In [1]:
import os
import pdb
import torch
import numpy as np
from torch.utils.data import Dataset, DataLoader, random_split
import matplotlib.pyplot as plt
import matplotlib.patches as patches
from mpl_toolkits.mplot3d import Axes3D
import torch.nn as nn
import random
import copy
import math
import ipdb

# Pipelines (a.k.a parts of the Neural Network)
from Pipelines.kitti_loader import KITTIDataset
from Pipelines.pillarizer import PillarFeatureNet, Pillarization, PseudoImageDataset
from Pipelines.backbone import BackBone
from Pipelines.detection_head import DetectionHead
from Pipelines.anchors import Box2D, Anchor
#from Pipelines.loss import PointPillarLoss

from Utils.transformations import transform_to_canvas, transform_to_grid, map_to_img
from Utils.iou import calculate_iou
from Utils.collate import normalize_annotations
from Utils.boxes import create_boxes_tensor # FIXME: Should be in visualization instead

# Visualization tools:
from Visualization.visz_pointcloud_w_label import plot_point_cloud_with_bboxes_o3d
from Visualization.visz_bboxes import visualize_batch_bounding_boxes


# Some Neural Network Parameters:
AUG_DIM = 9
MAX_POINTS_PER_PILLAR = 100
MAX_FILLED_PILLARS = 12000
X_MIN = 0.0
X_MAX = 70.4
Y_MIN = -40.0
Y_MAX = 40.0
Z_MIN = -3.0
Z_MAX = 1.0
PILLAR_SIZE = (0.16, 0.16)
DESIRED_CLASSES = ['Car'] # More classes can be added here
SCALE_FACTOR = 1.5
H = 500
W = 440


ANCHORS = torch.tensor([[3.9, 1.6, 1.56, -1, 0], # Anchors as tensor: (height, width, height, z_center, orientation)
                       [1.6, 3.9, 1.56, -1, 1.5708],
                       [0.8, 0.6, 1.73, -0.6, 0],
                       [0.6, 0.8, 1.73, -0.6, 1.5708]]
                       )

mapped_anchors = ANCHORS.detach().clone()
mapped_anchors[:,0:2] /= PILLAR_SIZE[0]


# Define a dictionary to map attributes to their indices
attributes_idx = {
    'norm_x': 7,
    'norm_y': 8,
    'norm_z': 9,
    'norm_h': 10,
    'norm_w': 11,
    'norm_l': 12,
}

for anchor_tensor in mapped_anchors: # NOTE: This is regardless of the batch, it is for all the training and testing
    anchor = Anchor(width=anchor_tensor[1], height=anchor_tensor[0])
    anchor.create_anchor_grid(H,W) # Creates grid
    anchor.create_anchors()
    break # FIXME: Get rid of this
    #anchors_list.append(anchor)



print(f'Can I can use GPU now? -- {torch.cuda.is_available()}')

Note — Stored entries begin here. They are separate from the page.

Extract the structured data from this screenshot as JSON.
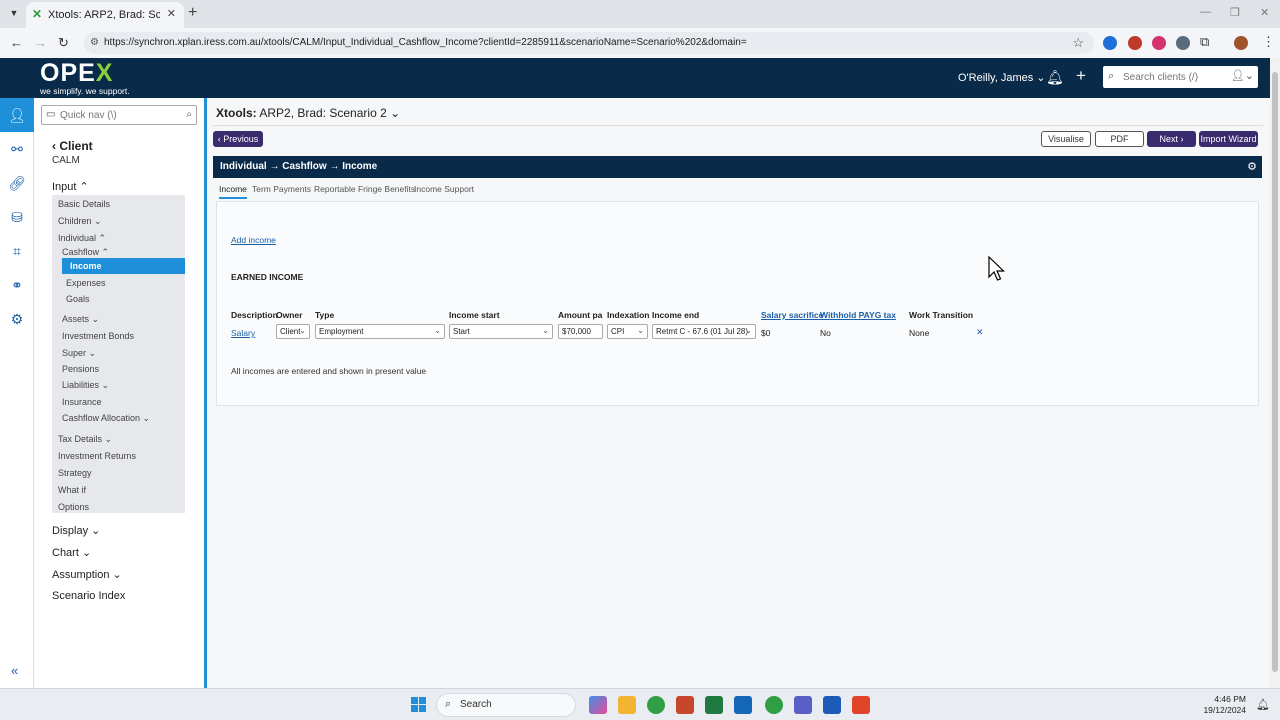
{
  "browser": {
    "tab_title": "Xtools: ARP2, Brad: Scenario 2 | ",
    "url": "https://synchron.xplan.iress.com.au/xtools/CALM/Input_Individual_Cashflow_Income?clientId=2285911&scenarioName=Scenario%202&domain="
  },
  "header": {
    "logo": "OPEX",
    "logo_tagline": "we simplify. we support.",
    "user": "O'Reilly, James",
    "search_placeholder": "Search clients (/)"
  },
  "sidebar": {
    "quicknav_placeholder": "Quick nav (\\)",
    "client_label": "Client",
    "client_sub": "CALM",
    "input_label": "Input",
    "items": {
      "basic_details": "Basic Details",
      "children": "Children",
      "individual": "Individual",
      "cashflow": "Cashflow",
      "income": "Income",
      "expenses": "Expenses",
      "goals": "Goals",
      "assets": "Assets",
      "investment_bonds": "Investment Bonds",
      "super": "Super",
      "pensions": "Pensions",
      "liabilities": "Liabilities",
      "insurance": "Insurance",
      "cashflow_allocation": "Cashflow Allocation",
      "tax_details": "Tax Details",
      "investment_returns": "Investment Returns",
      "strategy": "Strategy",
      "what_if": "What if",
      "options": "Options"
    },
    "display_label": "Display",
    "chart_label": "Chart",
    "assumption_label": "Assumption",
    "scenario_index_label": "Scenario Index"
  },
  "main": {
    "crumb_app": "Xtools:",
    "crumb_rest": "ARP2, Brad: Scenario 2",
    "buttons": {
      "previous": "Previous",
      "visualise": "Visualise",
      "pdf": "PDF",
      "next": "Next",
      "import_wizard": "Import Wizard"
    },
    "panel_title": "Individual → Cashflow → Income",
    "tabs": [
      "Income",
      "Term Payments",
      "Reportable Fringe Benefits",
      "Income Support"
    ],
    "add_income": "Add income",
    "earned_income": "EARNED INCOME",
    "columns": [
      "Description",
      "Owner",
      "Type",
      "Income start",
      "Amount pa",
      "Indexation",
      "Income end",
      "Salary sacrifice",
      "Withhold PAYG tax",
      "Work Transition"
    ],
    "row": {
      "description": "Salary",
      "owner": "Client",
      "type": "Employment",
      "income_start": "Start",
      "amount": "$70,000",
      "indexation": "CPI",
      "income_end": "Retmt C - 67.6 (01 Jul 28)",
      "salary_sacrifice": "$0",
      "withhold_payg": "No",
      "work_transition": "None"
    },
    "note": "All incomes are entered and shown in present value"
  },
  "taskbar": {
    "search": "Search",
    "time": "4:46 PM",
    "date": "19/12/2024"
  }
}
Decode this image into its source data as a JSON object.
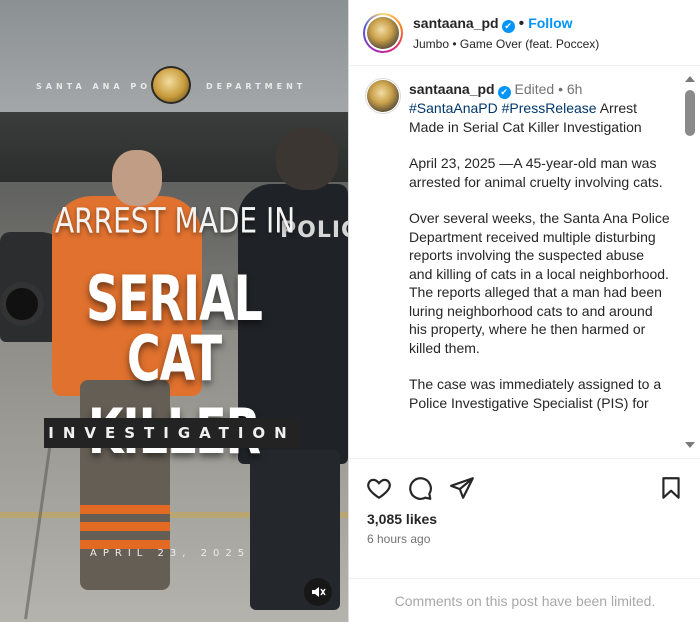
{
  "media": {
    "department_left": "SANTA ANA PO",
    "department_right": "DEPARTMENT",
    "police_word": "POLIC",
    "headline_line1": "ARREST MADE IN",
    "headline_line2": "SERIAL",
    "headline_line3": "CAT KILLER",
    "banner": "INVESTIGATION",
    "date": "APRIL 23, 2025",
    "mute_icon": "muted-speaker-icon"
  },
  "header": {
    "username": "santaana_pd",
    "follow_label": "Follow",
    "separator": "•",
    "verified_icon": "✔",
    "music": "Jumbo • Game Over (feat. Poccex)"
  },
  "caption": {
    "username": "santaana_pd",
    "edited": "Edited",
    "separator": "•",
    "age": "6h",
    "hashtag1": "#SantaAnaPD",
    "hashtag2": "#PressRelease",
    "title": "Arrest Made in Serial Cat Killer Investigation",
    "para1": "April 23, 2025 —A 45-year-old man was arrested for animal cruelty involving cats.",
    "para2": "Over several weeks, the Santa Ana Police Department received multiple disturbing reports involving the suspected abuse and killing of cats in a local neighborhood. The reports alleged that a man had been luring neighborhood cats to and around his property, where he then harmed or killed them.",
    "para3": "The case was immediately assigned to a Police Investigative Specialist (PIS) for"
  },
  "actions": {
    "like_icon": "heart-icon",
    "comment_icon": "comment-icon",
    "share_icon": "paper-plane-icon",
    "save_icon": "bookmark-icon",
    "likes": "3,085 likes",
    "time": "6 hours ago"
  },
  "footer": {
    "comments_limited": "Comments on this post have been limited."
  },
  "colors": {
    "link_blue": "#0095f6",
    "hashtag": "#00376b",
    "muted_text": "#737373",
    "orange_jumpsuit": "#e0712e"
  }
}
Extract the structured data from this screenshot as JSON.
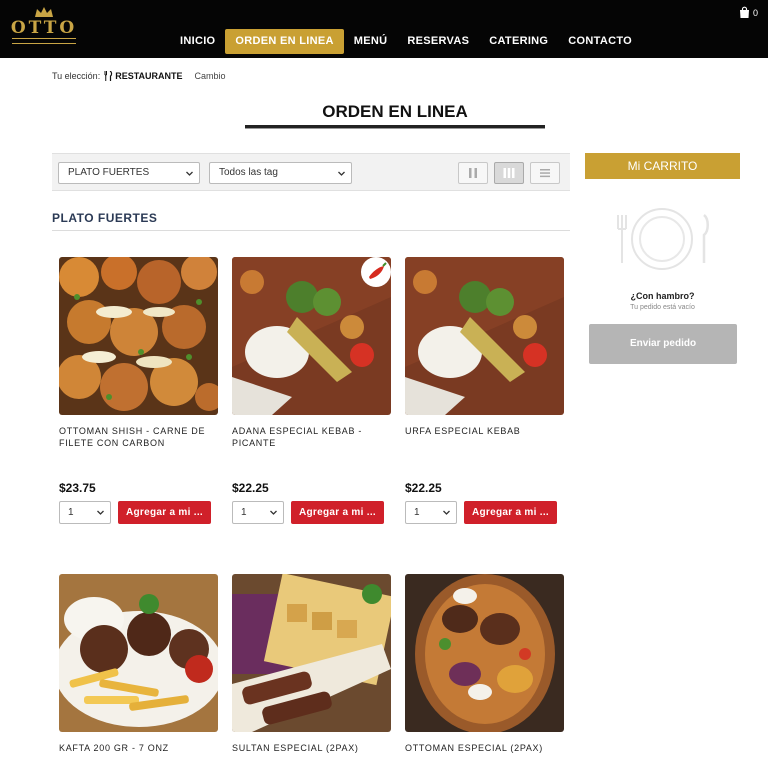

Jupyter environment detected. Enabling Open3D WebVisualizer.
[Open3D INFO] WebRTC GUI backend enabled.
[Open3D INFO] WebRTCWindowSystem: HTTP handshake server disabled.
Can I can use GPU now? -- True


In [2]:
'''Create data loaders'''

train_pointclouds_dir = '/home/adlink/Documents/ECE-57000/ClassProject/Candidate2/PointPillars/dataset/kitti/training/velodyne_reduced'
train_labels_dir = '/home/adlink/Documents/ECE-57000/ClassProject/Candidate2/PointPillars/dataset/kitti/training/label_2'

small_train_pointclouds_dir = '/home/adlink/Documents/ECE-57000/ClassProject/Candidate2/PointPillars/dataset/kitti/training/small_train_velodyne'
small_train_labels_dir = '/home/adlink/Documents/ECE-57000/ClassProject/Candidate2/PointPillars/dataset/kitti/training/small_labels_velodyne'

mini_train_pointclouds_dir = '/home/adlink/Documents/ECE-57000/ClassProject/Candidate2/PointPillars/dataset/kitti/training/mini_train_velodyne'
mini_train_labels_dir = '/home/adlink/Documents/ECE-57000/ClassProject/Candidate2/PointPillars/dataset/kitti/training/mini_label_velodyne'


test_pointclouds_dir = '/home/adlink/Documents/ECE-57000/ClassProject/Candidate2/PointPillars/dataset/kitti/testing/velodyne_reduced'


# IMPORTANT: Set to CPU for pillarization otherwise, expect GPU memory to overflow
device =  torch.device('cpu')


# Create a collate function to handle variable-sized labels:
def collate_batch(batch):
    point_clouds, annotations = zip(*batch)
    point_clouds = torch.stack(point_clouds, dim=0)
    normalized_annotations = normalize_annotations(annotations, pillar_size=PILLAR_SIZE,
        x_lims=(X_MIN, X_MAX), y_lims=(Y_MIN, Y_MAX))
    
    return point_clouds, normalized_annotations


train_set = KITTIDataset(pointcloud_dir=small_train_pointclouds_dir, labels_dir=small_train_labels_dir)
        
# Create the dataset and DataLoader
dataset = PseudoImageDataset(pointcloud_dir=small_train_pointclouds_dir, device=device, kitti_dataset=train_set, aug_dim=AUG_DIM, max_points_in_pillar=MAX_POINTS_PER_PILLAR,
                             max_pillars=MAX_FILLED_PILLARS, x_min=X_MIN, y_min=Y_MIN, z_min=Z_MIN, x_max = X_MAX, y_max=Y_MAX,
                             z_max = Z_MAX, pillar_size=PILLAR_SIZE)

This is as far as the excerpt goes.